De Antonio Maria a Ataulfo Alves. Luiz Gonzaga a Francisco Carlos, Dalva de Oliveira, Herivelto e Pery, Carmélia Alves, J. Junior, Ary Barroso, Altamiro Carrilho. É difícil lembrar de todos, eu era criança. Nos domingos, a casa ficava cheia. Aliás, não só de músicos, vinha também o Anselmo Duarte, a Ilka Soares, o Jorge Dória...


Seu pai foi o "Doutor do Baião" e sua mãe uma pianista clássica. Você nunca tocou ou quis aprender um instrumento?

Aprendi violão e um pouco de piano, mas nunca me aprofundei em nenhum dos dois. Continuo querendo. Ainda está nos meus planos. Obviamente só para meu prazer pessoal, pois já passei da idade.


Como acha que seu pai reagiria à sua performance no filme A Era do Radio (1987), de Woody Allen? Allen conhecia o trabalho de seu pai? Vocês conversavam sobre música brasileira?
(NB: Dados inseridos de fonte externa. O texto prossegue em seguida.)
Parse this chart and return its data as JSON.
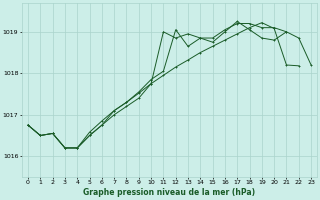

Ah, eu acho que ele ia adorar. Melhor que isso só se eu cantasse Qui Nem Jiló - no longa de Woody Allen, Denise canta Tico Tico no Fubá, de Zequinha de Abreu (música do repertório de Carmem Miranda). Sei que o Woody adora música brasileira, mas não conversamos sobre isso.


Qual música você descobriu do seu pai que mais te impressionou e qual você mais gosta hoje?

Essa é a pergunta mais difícil! Quando eu era bem criança adorava a Sinfonia do Café pois me parecia conto de fada. Depois, Qui Nem Jiló virou minha favorita. Agora eu já não sei mais. Sou louca por Juazeiro, Fogo Pagô, Adeus Maria Fulô, Cariri, Baião de Iracema, Estrada do Canindé...


Tomou gosto pela produção? É sua nova atividade ou vai parar no documentário O Homem Q Engarrafava Nuvens?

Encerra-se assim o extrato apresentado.